Como esse blog tinha por intenção inicial discutir o meu empasse, a minha encruzilhada de querer ou não ter filhos, não tem como eu deixar de fazer aqui um paralelo. Eu acho que ter filhos é uma dessas encruzilhadas que Deus põe na nossa frente. No fim, o importante é escolher um caminho e aceitar a escolha com dignidade - enxergando a beleza que esse caminho tem pra oferecer.
Tem gente que diria que esse papo soa demais com resignação. Eu discordo. Resignação tras em si um aspecto triste, uma idéia de que viver em arrependimento é necessário. Eu discordo profundamente. Eu acho que na fúria de tentar sempre achar algo novo, algo perfeito, algo supremo, nós perdemos duas coisas: a paciência que realmente precisamos pra viver, e a capacidade de nos comprometer, de honrar nossas escolhas a longo prazo.
Enfim... Qualquer que seja sua encruzilhada, eu te desejo paciência e coragem o suficiente pra não olhar apenas pra tras e ficar pensando nos caminhos não cruzados. Que você tenha consiga ver o que está ao seu redor, no caminho escolhido.
Continuemos todos caminhando...
Carol
08/05/2010
Comprometida (Committed)
Mais uma vez, estou me deliciando com o livro mais novo de Elizabeth Gilbert - Committed (ainda sem tradução em português). Dessa vez, a autora de Comer, Rezar, Amar tenta refletir, analizar, entender, e fazer as pazes com a instituição do casamento.
O livro não fez muito sucesso aqui ainda, desde que foi lançado em Março desse ano. Mas se pararmos pra pensar, o tremendo sucesso de vendas de Comer, Rezar, Amar também não foi imediato. Tampouco foi um sucesso de crítica logo em seu início de vida.
Elizabeth Gilbert escreve mais uma vez, com uma vontade voraz de entender as bagunças de seu próprio coração e da sua própria geografia. Ela é despretenciosa e em nenhum momento tenta convencer o leitor de que sua proposta é avaliar a instituição do casamento ao ponto de revolucionar os estudos antropológicos ou sociais a respeito.
A proposta do livro é simples: uma mulher traumatizada por relacionamentos, recebe um cheque-mate na vida quando o amor que ela finalmente escolheu é barrado pelas autoridades americanas de entrar no país, e a única solução que lhes é dada é o casamento. Assim se inicia então mais uma grande busca: achar humildade suficiente pra fazer as pazes com a mesma instituição que quase lhe comeu a alma um livro antes.
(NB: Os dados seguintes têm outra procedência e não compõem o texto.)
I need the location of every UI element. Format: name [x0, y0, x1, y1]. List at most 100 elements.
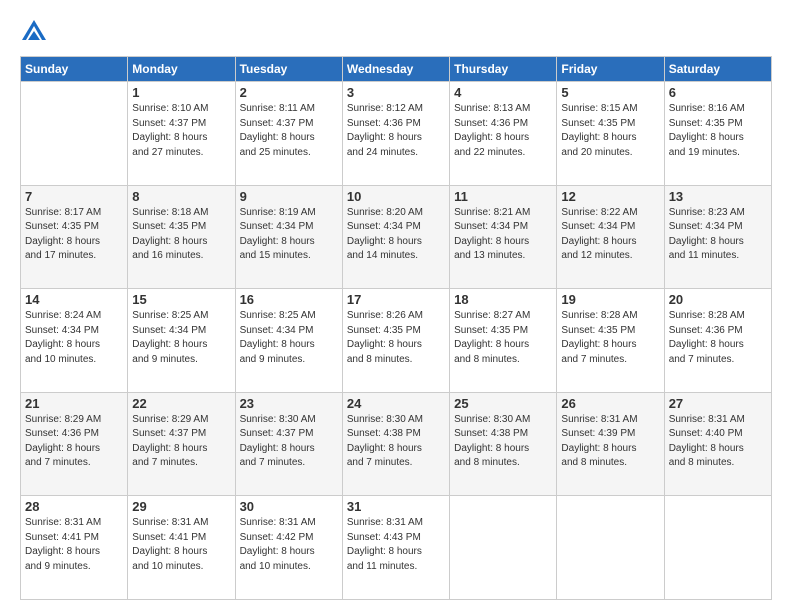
calendar-day-cell: 24 Sunrise: 8:30 AM Sunset: 4:38 PM Dayli…	[342, 392, 449, 496]
day-info: Sunrise: 8:29 AM Sunset: 4:36 PM Dayligh…	[25, 413, 123, 471]
page-header	[20, 18, 772, 46]
calendar-day-cell: 29Sunrise: 8:31 AM Sunset: 4:41 PM Dayli…	[128, 496, 235, 600]
day-number: 28	[25, 499, 123, 514]
day-number: 18	[454, 292, 552, 307]
day-info: Sunrise: 8:20 AM Sunset: 4:34 PM Dayligh…	[347, 206, 445, 264]
calendar-day-cell: 22 Sunrise: 8:29 AM Sunset: 4:37 PM Dayli…	[128, 392, 235, 496]
day-number: 22	[132, 396, 230, 411]
day-info: Sunrise: 8:25 AM Sunset: 4:34 PM Dayligh…	[240, 309, 338, 367]
calendar-day-cell: 20 Sunrise: 8:28 AM Sunset: 4:36 PM Dayli…	[664, 289, 771, 393]
day-info: Sunrise: 8:28 AM Sunset: 4:36 PM Dayligh…	[669, 309, 767, 367]
calendar-day-cell: 9 Sunrise: 8:19 AM Sunset: 4:34 PM Daylig…	[235, 185, 342, 289]
calendar-day-cell: 26 Sunrise: 8:31 AM Sunset: 4:39 PM Dayli…	[557, 392, 664, 496]
calendar-day-cell: 14Sunrise: 8:24 AM Sunset: 4:34 PM Dayli…	[21, 289, 128, 393]
day-number: 6	[669, 85, 767, 100]
day-number: 19	[561, 292, 659, 307]
day-info: Sunrise: 8:10 AM Sunset: 4:37 PM Dayligh…	[132, 102, 230, 160]
calendar-day-cell: 15Sunrise: 8:25 AM Sunset: 4:34 PM Dayli…	[128, 289, 235, 393]
calendar-day-cell: 17 Sunrise: 8:26 AM Sunset: 4:35 PM Dayli…	[342, 289, 449, 393]
calendar-day-cell: 19 Sunrise: 8:28 AM Sunset: 4:35 PM Dayli…	[557, 289, 664, 393]
weekday-header: Thursday	[450, 57, 557, 82]
day-number: 8	[132, 189, 230, 204]
calendar-day-cell: 28 Sunrise: 8:31 AM Sunset: 4:41 PM Dayli…	[21, 496, 128, 600]
day-info: Sunrise: 8:31 AM Sunset: 4:41 PM Dayligh…	[132, 516, 230, 574]
day-number: 5	[561, 85, 659, 100]
day-number: 17	[347, 292, 445, 307]
calendar-day-cell: 16 Sunrise: 8:25 AM Sunset: 4:34 PM Dayli…	[235, 289, 342, 393]
calendar-day-cell: 27 Sunrise: 8:31 AM Sunset: 4:40 PM Dayli…	[664, 392, 771, 496]
day-info: Sunrise: 8:26 AM Sunset: 4:35 PM Dayligh…	[347, 309, 445, 367]
weekday-header: Sunday	[21, 57, 128, 82]
day-info: Sunrise: 8:30 AM Sunset: 4:38 PM Dayligh…	[347, 413, 445, 471]
day-number: 21	[25, 396, 123, 411]
calendar-day-cell: 13 Sunrise: 8:23 AM Sunset: 4:34 PM Dayli…	[664, 185, 771, 289]
day-number: 20	[669, 292, 767, 307]
calendar-day-cell: 21 Sunrise: 8:29 AM Sunset: 4:36 PM Dayli…	[21, 392, 128, 496]
day-number: 30	[240, 499, 338, 514]
day-number: 13	[669, 189, 767, 204]
day-info: Sunrise: 8:22 AM Sunset: 4:34 PM Dayligh…	[561, 206, 659, 264]
calendar-day-cell: 8 Sunrise: 8:18 AM Sunset: 4:35 PM Daylig…	[128, 185, 235, 289]
calendar-day-cell: 30 Sunrise: 8:31 AM Sunset: 4:42 PM Dayli…	[235, 496, 342, 600]
calendar-day-cell: 3Sunrise: 8:12 AM Sunset: 4:36 PM Daylig…	[342, 82, 449, 186]
calendar-day-cell: 4 Sunrise: 8:13 AM Sunset: 4:36 PM Daylig…	[450, 82, 557, 186]
calendar-week-row: 21 Sunrise: 8:29 AM Sunset: 4:36 PM Dayli…	[21, 392, 772, 496]
calendar-week-row: 1 Sunrise: 8:10 AM Sunset: 4:37 PM Daylig…	[21, 82, 772, 186]
weekday-header: Friday	[557, 57, 664, 82]
calendar-day-cell: 6 Sunrise: 8:16 AM Sunset: 4:35 PM Daylig…	[664, 82, 771, 186]
calendar-day-cell	[557, 496, 664, 600]
weekday-header: Wednesday	[342, 57, 449, 82]
day-number: 4	[454, 85, 552, 100]
calendar-day-cell: 23 Sunrise: 8:30 AM Sunset: 4:37 PM Dayli…	[235, 392, 342, 496]
calendar-day-cell: 12 Sunrise: 8:22 AM Sunset: 4:34 PM Dayli…	[557, 185, 664, 289]
day-info: Sunrise: 8:17 AM Sunset: 4:35 PM Dayligh…	[25, 206, 123, 264]
day-info: Sunrise: 8:29 AM Sunset: 4:37 PM Dayligh…	[132, 413, 230, 471]
calendar-day-cell: 18Sunrise: 8:27 AM Sunset: 4:35 PM Dayli…	[450, 289, 557, 393]
calendar-day-cell: 11 Sunrise: 8:21 AM Sunset: 4:34 PM Dayli…	[450, 185, 557, 289]
day-number: 23	[240, 396, 338, 411]
day-info: Sunrise: 8:31 AM Sunset: 4:42 PM Dayligh…	[240, 516, 338, 574]
day-info: Sunrise: 8:31 AM Sunset: 4:40 PM Dayligh…	[669, 413, 767, 471]
day-number: 1	[132, 85, 230, 100]
day-info: Sunrise: 8:16 AM Sunset: 4:35 PM Dayligh…	[669, 102, 767, 160]
day-number: 10	[347, 189, 445, 204]
day-info: Sunrise: 8:31 AM Sunset: 4:43 PM Dayligh…	[347, 516, 445, 574]
day-number: 12	[561, 189, 659, 204]
weekday-header: Saturday	[664, 57, 771, 82]
calendar-table: SundayMondayTuesdayWednesdayThursdayFrid…	[20, 56, 772, 600]
calendar-day-cell: 25 Sunrise: 8:30 AM Sunset: 4:38 PM Dayli…	[450, 392, 557, 496]
calendar-day-cell: 31 Sunrise: 8:31 AM Sunset: 4:43 PM Dayli…	[342, 496, 449, 600]
day-info: Sunrise: 8:30 AM Sunset: 4:38 PM Dayligh…	[454, 413, 552, 471]
day-info: Sunrise: 8:13 AM Sunset: 4:36 PM Dayligh…	[454, 102, 552, 160]
day-number: 2	[240, 85, 338, 100]
day-number: 31	[347, 499, 445, 514]
day-info: Sunrise: 8:18 AM Sunset: 4:35 PM Dayligh…	[132, 206, 230, 264]
day-info: Sunrise: 8:15 AM Sunset: 4:35 PM Dayligh…	[561, 102, 659, 160]
day-info: Sunrise: 8:31 AM Sunset: 4:39 PM Dayligh…	[561, 413, 659, 471]
day-number: 14	[25, 292, 123, 307]
day-info: Sunrise: 8:21 AM Sunset: 4:34 PM Dayligh…	[454, 206, 552, 264]
calendar-day-cell: 1 Sunrise: 8:10 AM Sunset: 4:37 PM Daylig…	[128, 82, 235, 186]
calendar-day-cell: 5 Sunrise: 8:15 AM Sunset: 4:35 PM Daylig…	[557, 82, 664, 186]
calendar-day-cell: 2Sunrise: 8:11 AM Sunset: 4:37 PM Daylig…	[235, 82, 342, 186]
day-number: 26	[561, 396, 659, 411]
day-info: Sunrise: 8:31 AM Sunset: 4:41 PM Dayligh…	[25, 516, 123, 574]
day-info: Sunrise: 8:28 AM Sunset: 4:35 PM Dayligh…	[561, 309, 659, 367]
day-info: Sunrise: 8:19 AM Sunset: 4:34 PM Dayligh…	[240, 206, 338, 264]
calendar-week-row: 28 Sunrise: 8:31 AM Sunset: 4:41 PM Dayli…	[21, 496, 772, 600]
day-number: 9	[240, 189, 338, 204]
calendar-day-cell	[21, 82, 128, 186]
weekday-header: Monday	[128, 57, 235, 82]
day-number: 16	[240, 292, 338, 307]
day-number: 7	[25, 189, 123, 204]
day-number: 25	[454, 396, 552, 411]
calendar-day-cell: 7 Sunrise: 8:17 AM Sunset: 4:35 PM Daylig…	[21, 185, 128, 289]
day-info: Sunrise: 8:23 AM Sunset: 4:34 PM Dayligh…	[669, 206, 767, 264]
day-number: 11	[454, 189, 552, 204]
day-info: Sunrise: 8:30 AM Sunset: 4:37 PM Dayligh…	[240, 413, 338, 471]
day-info: Sunrise: 8:12 AM Sunset: 4:36 PM Dayligh…	[347, 102, 445, 160]
logo	[20, 18, 52, 46]
day-number: 27	[669, 396, 767, 411]
calendar-day-cell: 10 Sunrise: 8:20 AM Sunset: 4:34 PM Dayli…	[342, 185, 449, 289]
day-number: 24	[347, 396, 445, 411]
Como fez em Comer, Rezar, Amar, Gilbert se propõe a buscar um sentido pro momento em que esta vivendo onde for possível: amigos, parentes, conversas, yoga, e muitos livros sobre a teoria e a história do casamento (soa parecido?).
Committed, é só isso: um livro em que a autora reflete sobre si mesma, seus relacionamentos, durante uma busca incansável por sentidos, numa linguagem simples, e por vezes, hilária! E justamente na sua sinceridade simples, sua linguagem coloquial, e fatos interessantes aprensentados de maneira informal, a gente sente que está re-encontrando uma velha amiga! Retomando a conversa desde a última vez que nos vimos, e dessa vez sobre uma nova etapa na nossa vida.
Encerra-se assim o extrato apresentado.